Monsieur le conseiller spécial, je suis heureuse que vous ayez accepté notre invitation et que l'Assemblée nationale puisse évoquer avec vous les sujets qui font l'actualité en matière de défense et de sécurité en Europe. Il me semble qu'ils prennent de plus en plus d'importance.

La longue et riche expérience qui est la vôtre, en France et au niveau de l'Union européenne, montre que vous êtes un Européen convaincu. L'Union européenne, qui, aujourd'hui, est confrontée à de multiples crises, peut compter sur ceux qui, comme vous, la connaissent bien, l'aiment et sont sensibles aux enjeux globaux, qu'il s'agisse du changement climatique ou du drame des migrations – l'Organisation des Nations unies (ONU) estime à plus de 10 000 le nombre de noyés en Méditerranée depuis 2014 ; or, la sécurité, c'est aussi la sécurité de ceux qui veulent rejoindre l'Union européenne. Au-delà, j'espère que nous pourrons aussi évoquer la situation et les perspectives actuelles de l'Union. Autrement dit, nous attendons que vous nous donniez un peu d'espoir…

L'environnement de sécurité de l'Union s'est considérablement dégradé ces dernières années. La stratégie européenne de sécurité de 2003 s'ouvrait par cette phrase : « L'Europe n'a jamais été aussi prospère, aussi sûre ni aussi libre. » Cette époque nous paraît bénie et, malheureusement, révolue. Au Conseil européen des 25 et 26 juin 2015, la Haute Représentante Federica Mogherini a dressé un tableau plutôt sombre, mais extrêmement juste, des menaces et des défis auxquels est confrontée l'Europe – de la Méditerranée au Partenariat oriental, en passant par de multiples autres questions. Le Conseil européen lui a demandé de lancer un « processus de réflexion stratégique en vue d'élaborer, en étroite coopération avec les États membres, une stratégie globale de l'Union européenne concernant les questions de politique étrangère et de sécurité ». Cette nouvelle stratégie, destinée à remplacer celle de 2003, doit être présentée au Conseil européen des 28 et 29 juin prochains. Nos deux grands spécialistes Yves Fromion et Joaquim Pueyo présenteront demain un rapport assorti d'une proposition de résolution européenne sur cette nouvelle stratégie ; je leur laisserai donc le soin de vous interroger à ce sujet.

Pour ma part, je salue à la fois cette initiative, qui s'est longtemps fait attendre, mais également le passage d'une stratégie de sécurité à une stratégie globale en matière de politique extérieure et de sécurité. En effet, la sécurité est une préoccupation majeure de nos concitoyens.

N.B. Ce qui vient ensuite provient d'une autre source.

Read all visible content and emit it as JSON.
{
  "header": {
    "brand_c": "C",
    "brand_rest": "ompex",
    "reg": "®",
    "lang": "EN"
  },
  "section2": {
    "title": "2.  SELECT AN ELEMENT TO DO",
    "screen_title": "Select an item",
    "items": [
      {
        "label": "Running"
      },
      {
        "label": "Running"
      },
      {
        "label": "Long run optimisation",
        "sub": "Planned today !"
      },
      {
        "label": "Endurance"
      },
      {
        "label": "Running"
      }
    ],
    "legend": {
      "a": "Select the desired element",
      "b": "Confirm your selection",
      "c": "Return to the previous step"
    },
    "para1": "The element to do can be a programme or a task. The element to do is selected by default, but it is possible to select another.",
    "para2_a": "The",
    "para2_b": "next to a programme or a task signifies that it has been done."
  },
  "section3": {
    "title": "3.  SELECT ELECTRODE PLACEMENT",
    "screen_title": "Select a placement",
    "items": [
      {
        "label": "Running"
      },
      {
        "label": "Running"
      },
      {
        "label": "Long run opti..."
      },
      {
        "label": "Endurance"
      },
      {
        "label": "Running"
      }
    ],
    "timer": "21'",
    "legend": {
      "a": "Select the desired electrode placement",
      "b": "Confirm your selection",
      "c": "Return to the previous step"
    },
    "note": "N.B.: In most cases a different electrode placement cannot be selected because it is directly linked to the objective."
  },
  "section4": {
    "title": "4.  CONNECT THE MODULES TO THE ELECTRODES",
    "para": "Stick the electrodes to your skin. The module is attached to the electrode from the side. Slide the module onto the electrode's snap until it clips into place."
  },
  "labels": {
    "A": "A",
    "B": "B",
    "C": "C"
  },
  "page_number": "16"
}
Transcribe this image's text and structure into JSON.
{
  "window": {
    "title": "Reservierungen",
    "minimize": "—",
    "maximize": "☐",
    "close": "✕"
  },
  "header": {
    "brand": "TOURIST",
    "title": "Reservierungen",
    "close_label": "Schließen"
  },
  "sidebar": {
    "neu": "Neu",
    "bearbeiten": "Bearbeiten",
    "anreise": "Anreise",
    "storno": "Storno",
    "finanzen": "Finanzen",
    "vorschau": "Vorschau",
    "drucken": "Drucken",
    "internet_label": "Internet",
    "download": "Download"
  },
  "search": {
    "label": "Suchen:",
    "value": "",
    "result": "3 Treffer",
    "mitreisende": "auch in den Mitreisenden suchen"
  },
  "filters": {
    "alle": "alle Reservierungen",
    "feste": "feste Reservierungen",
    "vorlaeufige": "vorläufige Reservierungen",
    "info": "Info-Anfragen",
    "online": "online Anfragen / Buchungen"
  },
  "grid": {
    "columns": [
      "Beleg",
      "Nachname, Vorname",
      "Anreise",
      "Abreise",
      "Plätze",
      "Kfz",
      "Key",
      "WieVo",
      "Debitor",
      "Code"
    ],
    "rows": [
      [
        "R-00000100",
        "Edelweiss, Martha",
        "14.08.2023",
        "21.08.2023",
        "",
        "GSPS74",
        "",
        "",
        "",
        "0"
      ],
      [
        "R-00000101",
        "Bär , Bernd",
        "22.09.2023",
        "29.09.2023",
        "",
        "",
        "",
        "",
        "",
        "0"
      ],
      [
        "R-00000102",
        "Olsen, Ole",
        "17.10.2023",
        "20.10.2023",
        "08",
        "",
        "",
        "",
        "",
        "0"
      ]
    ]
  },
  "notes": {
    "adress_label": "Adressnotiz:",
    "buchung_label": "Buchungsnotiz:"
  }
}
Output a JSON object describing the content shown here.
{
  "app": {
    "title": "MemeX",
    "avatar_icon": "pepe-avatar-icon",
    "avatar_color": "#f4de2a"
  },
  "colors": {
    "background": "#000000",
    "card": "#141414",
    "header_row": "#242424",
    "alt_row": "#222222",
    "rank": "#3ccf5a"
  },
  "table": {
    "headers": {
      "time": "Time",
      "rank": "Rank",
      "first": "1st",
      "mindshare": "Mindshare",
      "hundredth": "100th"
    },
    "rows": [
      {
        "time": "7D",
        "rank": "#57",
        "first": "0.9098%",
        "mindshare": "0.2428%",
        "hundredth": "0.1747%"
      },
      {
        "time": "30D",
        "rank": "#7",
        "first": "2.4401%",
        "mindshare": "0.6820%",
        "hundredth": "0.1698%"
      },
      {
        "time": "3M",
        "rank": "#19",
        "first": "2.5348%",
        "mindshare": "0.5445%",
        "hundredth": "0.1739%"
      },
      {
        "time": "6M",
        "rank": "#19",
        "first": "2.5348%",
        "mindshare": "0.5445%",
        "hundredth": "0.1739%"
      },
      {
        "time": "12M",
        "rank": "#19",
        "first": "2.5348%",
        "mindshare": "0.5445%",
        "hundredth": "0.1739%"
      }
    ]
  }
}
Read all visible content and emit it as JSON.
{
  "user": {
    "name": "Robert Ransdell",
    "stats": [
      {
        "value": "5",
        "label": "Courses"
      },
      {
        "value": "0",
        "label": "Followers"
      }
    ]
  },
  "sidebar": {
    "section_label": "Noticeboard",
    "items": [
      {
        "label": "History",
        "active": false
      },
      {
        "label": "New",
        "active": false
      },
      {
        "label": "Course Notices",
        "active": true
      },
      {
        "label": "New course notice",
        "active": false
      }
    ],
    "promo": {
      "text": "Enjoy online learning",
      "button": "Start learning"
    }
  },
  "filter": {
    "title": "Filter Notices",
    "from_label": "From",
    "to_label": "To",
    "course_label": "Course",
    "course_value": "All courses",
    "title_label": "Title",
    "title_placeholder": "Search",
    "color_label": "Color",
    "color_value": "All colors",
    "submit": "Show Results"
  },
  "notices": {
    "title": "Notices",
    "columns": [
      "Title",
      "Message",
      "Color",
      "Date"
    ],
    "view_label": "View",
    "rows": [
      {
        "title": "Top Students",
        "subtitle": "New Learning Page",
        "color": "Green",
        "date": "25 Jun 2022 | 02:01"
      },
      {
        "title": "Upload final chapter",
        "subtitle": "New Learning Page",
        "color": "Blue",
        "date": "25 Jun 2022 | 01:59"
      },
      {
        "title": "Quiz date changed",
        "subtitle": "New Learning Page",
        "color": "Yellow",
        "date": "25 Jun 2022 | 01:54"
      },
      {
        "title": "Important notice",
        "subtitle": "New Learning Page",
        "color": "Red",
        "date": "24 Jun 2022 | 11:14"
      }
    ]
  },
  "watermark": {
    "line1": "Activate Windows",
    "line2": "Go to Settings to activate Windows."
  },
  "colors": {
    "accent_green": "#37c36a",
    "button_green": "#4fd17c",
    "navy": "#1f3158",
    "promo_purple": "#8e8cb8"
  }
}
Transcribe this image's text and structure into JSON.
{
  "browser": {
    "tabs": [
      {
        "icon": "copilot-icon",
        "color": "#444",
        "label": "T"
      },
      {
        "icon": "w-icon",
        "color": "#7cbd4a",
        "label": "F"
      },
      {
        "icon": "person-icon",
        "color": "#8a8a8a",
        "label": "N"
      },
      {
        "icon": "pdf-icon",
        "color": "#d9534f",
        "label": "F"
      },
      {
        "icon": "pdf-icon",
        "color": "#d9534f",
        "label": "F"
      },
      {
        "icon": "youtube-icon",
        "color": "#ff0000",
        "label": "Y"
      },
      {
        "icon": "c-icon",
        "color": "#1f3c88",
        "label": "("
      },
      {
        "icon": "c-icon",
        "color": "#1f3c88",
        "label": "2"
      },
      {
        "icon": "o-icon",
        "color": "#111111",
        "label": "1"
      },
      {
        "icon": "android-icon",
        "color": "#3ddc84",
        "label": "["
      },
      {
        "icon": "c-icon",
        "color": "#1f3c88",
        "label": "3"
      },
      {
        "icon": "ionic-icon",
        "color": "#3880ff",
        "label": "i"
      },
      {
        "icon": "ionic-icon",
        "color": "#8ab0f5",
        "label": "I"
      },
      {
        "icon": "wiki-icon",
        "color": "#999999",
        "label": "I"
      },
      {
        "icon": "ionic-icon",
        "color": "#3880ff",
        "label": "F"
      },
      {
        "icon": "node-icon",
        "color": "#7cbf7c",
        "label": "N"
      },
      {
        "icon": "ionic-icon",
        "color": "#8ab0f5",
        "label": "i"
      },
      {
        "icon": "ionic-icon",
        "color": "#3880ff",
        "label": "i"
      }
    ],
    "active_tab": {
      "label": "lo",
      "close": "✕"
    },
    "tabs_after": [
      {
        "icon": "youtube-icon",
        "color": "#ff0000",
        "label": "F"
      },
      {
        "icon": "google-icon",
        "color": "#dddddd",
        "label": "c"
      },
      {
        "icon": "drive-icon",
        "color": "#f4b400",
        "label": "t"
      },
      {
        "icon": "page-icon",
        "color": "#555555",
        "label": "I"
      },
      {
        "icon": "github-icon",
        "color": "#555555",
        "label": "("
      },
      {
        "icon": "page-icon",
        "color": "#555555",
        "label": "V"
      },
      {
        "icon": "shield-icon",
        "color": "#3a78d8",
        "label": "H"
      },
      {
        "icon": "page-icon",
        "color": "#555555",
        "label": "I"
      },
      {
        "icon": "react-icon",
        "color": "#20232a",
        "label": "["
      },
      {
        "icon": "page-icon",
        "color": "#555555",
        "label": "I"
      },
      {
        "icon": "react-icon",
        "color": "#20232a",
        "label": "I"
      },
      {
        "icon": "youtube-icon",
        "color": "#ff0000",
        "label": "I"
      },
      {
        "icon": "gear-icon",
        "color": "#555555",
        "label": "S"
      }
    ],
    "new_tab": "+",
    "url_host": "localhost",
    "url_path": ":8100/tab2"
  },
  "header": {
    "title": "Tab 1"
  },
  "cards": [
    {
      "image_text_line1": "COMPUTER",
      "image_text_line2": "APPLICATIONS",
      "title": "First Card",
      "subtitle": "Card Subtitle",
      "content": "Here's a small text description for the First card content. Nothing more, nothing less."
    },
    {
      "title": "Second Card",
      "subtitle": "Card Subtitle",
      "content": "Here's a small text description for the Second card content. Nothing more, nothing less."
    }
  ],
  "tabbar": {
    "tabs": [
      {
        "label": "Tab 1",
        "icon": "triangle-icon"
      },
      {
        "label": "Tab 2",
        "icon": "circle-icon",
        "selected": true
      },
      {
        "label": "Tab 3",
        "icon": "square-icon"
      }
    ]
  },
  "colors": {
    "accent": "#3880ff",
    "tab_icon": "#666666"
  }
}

Nous avons connu des drames à répétition, avec des attentats, en France ou ailleurs, qui nous ont marqués. La menace terroriste est partout et se présente sous différentes formes – voyez la toute récente arrestation d'un Français en Ukraine.

J'ai la conviction que la réponse à la menace terroriste comme d'ailleurs aux autres menaces ne peut reposer uniquement sur des moyens militaires ou, plus largement, sécuritaires. Il était nécessaire d'intervenir en 2013 au Mali – la France l'a fait – pour stopper l'avancée des djihadistes comme il est nécessaire aujourd'hui d'aider le Mali à lutter contre les terroristes avec les deux opérations civiles et militaires EUCAP Sahel Mali et EUTM Mali. Cependant, tout cela est un problème de long terme, et la sécurité de l'Europe ne pourra être garantie qu'en agissant à la racine du mal, c'est-à-dire cette extrême pauvreté qui fait le terreau du terrorisme.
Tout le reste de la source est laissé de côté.